Al-Oteibi and Abullah al-Attawi, another Saudi activist, face a series of vague charges relating to a short-lived human rights organization they set up in 2013. Human Rights Watch has documented allegations that Saudi officials at detention facilities sometimes subject detainees to torture and other ill-treatment, including at detention facilities run by Saudi Arabia’s Public Security Department (police) and by the General Directorate of Investigation (al-Mabahith).

“No one should be sent back to face an unfair trial and possible ill-treatment based on peaceful human rights work,” said Sarah Leah Whitson, Middle East executive director at Human Rights Watch. “Qatari authorities should protect Mohammed al-Oteibi and decline possible Saudi requests to return him.”

Al-Oteibi told Human Rights Watch that Saudi Mabahith officials contacted him on April 19 and 20 requesting his location, and that he informed them that he is in Qatar. His next trial session is in Riyadh on April 25.

The charges against al-Oteibi include “participation in forming an association and announcing it before acquiring the necessary license,” “participation in drafting, issuing, and signing a number of statements …over internet networks that include offending the reputation of the kingdom...,” and “making international human rights organizations hostile to the kingdom by publishing on a social media site false reports about the kingdom...”

Though all the founders of the organization in mid-2013 signed a pledge to halt all human rights activism, the charge sheet states that after monitoring his compliance with the pledge, “it became clear that [Mohammad al-Oteibi] continued with his previous path and a number of his violations of it were documented…” The “violations” the charge sheet goes on to lay out, however, refer only to activities that supposedly occurred prior to the pledge, including “meeting members of and sympathizers with the dissolved [Saudi Association on Civil and Political Rights] ...the last meeting of which occurred on September 14, 2013.”
 

Of the charges against the two men, one is tied to a violation of article 6 of the Saudi cybercrime law, which proscribes “producing something that harms public order, religious values, public morals, the sanctity of private life, or authoring, sending, or storing it via an information network,” and imposes penalties of up to five years in prison and a fine of up to 3 million Saudi Riyals (US$800,000).

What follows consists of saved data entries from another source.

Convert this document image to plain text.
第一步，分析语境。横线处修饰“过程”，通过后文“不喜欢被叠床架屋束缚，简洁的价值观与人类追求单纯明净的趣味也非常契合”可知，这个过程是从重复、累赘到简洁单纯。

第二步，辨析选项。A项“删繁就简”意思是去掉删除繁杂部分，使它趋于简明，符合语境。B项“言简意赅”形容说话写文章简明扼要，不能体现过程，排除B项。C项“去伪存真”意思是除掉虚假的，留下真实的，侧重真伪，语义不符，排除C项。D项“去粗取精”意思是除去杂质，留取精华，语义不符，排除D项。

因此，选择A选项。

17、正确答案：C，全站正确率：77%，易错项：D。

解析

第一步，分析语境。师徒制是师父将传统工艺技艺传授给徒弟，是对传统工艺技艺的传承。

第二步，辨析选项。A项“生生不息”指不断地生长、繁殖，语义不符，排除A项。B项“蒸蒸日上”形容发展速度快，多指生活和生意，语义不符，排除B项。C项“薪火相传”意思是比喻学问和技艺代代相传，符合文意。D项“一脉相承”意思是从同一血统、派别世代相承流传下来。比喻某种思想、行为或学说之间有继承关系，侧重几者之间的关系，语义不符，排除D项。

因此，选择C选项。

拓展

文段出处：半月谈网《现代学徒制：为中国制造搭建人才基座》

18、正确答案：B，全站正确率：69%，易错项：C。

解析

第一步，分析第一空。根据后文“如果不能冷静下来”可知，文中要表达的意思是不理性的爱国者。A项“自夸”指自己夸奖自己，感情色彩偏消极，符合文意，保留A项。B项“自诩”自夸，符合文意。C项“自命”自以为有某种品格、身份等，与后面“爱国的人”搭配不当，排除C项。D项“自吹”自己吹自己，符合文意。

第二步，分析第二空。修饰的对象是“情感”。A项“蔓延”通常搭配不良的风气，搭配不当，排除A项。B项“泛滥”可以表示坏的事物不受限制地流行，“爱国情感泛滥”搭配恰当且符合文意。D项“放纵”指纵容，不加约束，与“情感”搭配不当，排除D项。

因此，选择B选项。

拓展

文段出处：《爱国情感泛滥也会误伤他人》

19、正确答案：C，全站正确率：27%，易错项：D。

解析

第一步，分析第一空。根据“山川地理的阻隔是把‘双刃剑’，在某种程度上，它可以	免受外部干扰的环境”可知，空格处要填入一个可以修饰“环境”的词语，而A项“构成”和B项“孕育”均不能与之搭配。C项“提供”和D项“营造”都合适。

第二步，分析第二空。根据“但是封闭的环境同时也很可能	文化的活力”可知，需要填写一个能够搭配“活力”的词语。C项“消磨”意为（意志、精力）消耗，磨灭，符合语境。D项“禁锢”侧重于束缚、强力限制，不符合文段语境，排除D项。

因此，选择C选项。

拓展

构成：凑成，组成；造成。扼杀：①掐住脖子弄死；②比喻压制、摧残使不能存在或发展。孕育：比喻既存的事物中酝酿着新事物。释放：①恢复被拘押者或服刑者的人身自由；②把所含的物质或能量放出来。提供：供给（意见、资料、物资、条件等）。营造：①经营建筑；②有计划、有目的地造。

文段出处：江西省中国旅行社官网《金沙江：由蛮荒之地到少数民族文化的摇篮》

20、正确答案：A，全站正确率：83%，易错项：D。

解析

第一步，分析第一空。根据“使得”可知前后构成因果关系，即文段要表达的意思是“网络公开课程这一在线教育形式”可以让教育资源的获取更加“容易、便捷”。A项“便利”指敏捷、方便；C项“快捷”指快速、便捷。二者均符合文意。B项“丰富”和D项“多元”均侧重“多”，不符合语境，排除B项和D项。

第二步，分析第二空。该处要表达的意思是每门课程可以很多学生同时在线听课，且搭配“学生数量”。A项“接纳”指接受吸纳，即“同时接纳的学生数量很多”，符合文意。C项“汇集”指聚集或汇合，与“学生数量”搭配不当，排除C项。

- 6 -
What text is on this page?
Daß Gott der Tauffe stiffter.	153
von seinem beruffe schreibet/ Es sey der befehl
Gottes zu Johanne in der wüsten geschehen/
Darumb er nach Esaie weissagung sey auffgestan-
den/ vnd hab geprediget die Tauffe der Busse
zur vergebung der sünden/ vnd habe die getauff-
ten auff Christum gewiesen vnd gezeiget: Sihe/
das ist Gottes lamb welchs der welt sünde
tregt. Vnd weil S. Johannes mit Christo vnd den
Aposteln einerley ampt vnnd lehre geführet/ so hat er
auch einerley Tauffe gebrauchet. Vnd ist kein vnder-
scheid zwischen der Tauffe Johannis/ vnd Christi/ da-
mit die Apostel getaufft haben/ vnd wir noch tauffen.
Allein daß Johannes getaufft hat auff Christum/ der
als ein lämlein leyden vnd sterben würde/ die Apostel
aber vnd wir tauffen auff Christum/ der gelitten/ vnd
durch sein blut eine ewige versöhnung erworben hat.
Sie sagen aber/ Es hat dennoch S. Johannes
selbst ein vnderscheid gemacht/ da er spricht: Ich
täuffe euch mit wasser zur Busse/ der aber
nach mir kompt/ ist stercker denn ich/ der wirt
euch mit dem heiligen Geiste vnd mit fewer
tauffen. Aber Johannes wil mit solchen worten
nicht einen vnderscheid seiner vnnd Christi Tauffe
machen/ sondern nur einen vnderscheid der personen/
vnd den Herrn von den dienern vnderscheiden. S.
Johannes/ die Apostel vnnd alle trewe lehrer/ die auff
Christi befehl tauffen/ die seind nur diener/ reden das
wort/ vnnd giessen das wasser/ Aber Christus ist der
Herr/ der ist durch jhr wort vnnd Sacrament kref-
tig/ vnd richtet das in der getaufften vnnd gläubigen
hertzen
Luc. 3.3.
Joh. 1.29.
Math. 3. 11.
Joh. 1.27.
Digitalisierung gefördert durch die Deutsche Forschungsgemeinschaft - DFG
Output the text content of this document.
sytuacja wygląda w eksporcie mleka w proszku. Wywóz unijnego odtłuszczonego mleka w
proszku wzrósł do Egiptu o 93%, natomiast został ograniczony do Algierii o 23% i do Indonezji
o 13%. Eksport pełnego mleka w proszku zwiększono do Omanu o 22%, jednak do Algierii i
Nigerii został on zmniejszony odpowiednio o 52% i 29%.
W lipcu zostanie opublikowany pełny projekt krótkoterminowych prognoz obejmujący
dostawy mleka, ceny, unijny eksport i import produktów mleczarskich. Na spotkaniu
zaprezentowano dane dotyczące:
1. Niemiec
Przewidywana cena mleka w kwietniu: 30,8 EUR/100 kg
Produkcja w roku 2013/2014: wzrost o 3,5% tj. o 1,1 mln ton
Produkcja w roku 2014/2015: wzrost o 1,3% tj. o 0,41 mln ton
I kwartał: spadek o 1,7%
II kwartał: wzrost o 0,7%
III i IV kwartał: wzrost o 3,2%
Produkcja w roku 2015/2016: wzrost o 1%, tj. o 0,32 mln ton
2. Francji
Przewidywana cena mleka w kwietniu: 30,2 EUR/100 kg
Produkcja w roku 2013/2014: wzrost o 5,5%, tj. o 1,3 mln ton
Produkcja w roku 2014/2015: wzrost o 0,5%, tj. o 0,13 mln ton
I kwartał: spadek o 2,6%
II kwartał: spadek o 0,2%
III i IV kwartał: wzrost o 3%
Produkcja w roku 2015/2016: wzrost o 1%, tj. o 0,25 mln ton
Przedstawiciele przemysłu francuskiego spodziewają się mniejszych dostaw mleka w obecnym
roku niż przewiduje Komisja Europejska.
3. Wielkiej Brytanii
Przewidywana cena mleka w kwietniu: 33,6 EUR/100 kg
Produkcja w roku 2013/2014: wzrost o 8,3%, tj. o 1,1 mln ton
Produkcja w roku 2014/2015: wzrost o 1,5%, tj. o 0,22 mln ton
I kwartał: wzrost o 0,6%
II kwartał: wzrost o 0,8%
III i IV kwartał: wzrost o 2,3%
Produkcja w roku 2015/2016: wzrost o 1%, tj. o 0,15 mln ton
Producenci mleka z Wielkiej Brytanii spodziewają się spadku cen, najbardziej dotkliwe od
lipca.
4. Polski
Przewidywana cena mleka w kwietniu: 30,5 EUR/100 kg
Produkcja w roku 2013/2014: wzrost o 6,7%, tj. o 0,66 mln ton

Human Rights Watch documented Saudi Arabia’s use of its abusive cybercrime law to punish dissidents and activists in its 2016 report 140 Characters.

Similar cases in the past against human rights activists have resulted in prison sentences of between five and 15 years.

Qatar’s return of al-Oteibi might amount to refoulement, which violates the prohibition in customary international law on returning a person to a real risk of persecution – where their life or freedom would be threatened on account of their race, religion, nationality, membership of a particular social group or political opinion or where there is real risk of torture or inhuman and degrading treatment or other serious violations of their human rights.

“Saudi Arabia regularly charges its domestic critics with harming the reputation of the country, but prosecutions like this do far more damage to the country’s reputation and often prove that its critics’ complaints are spot on,” Whitson said.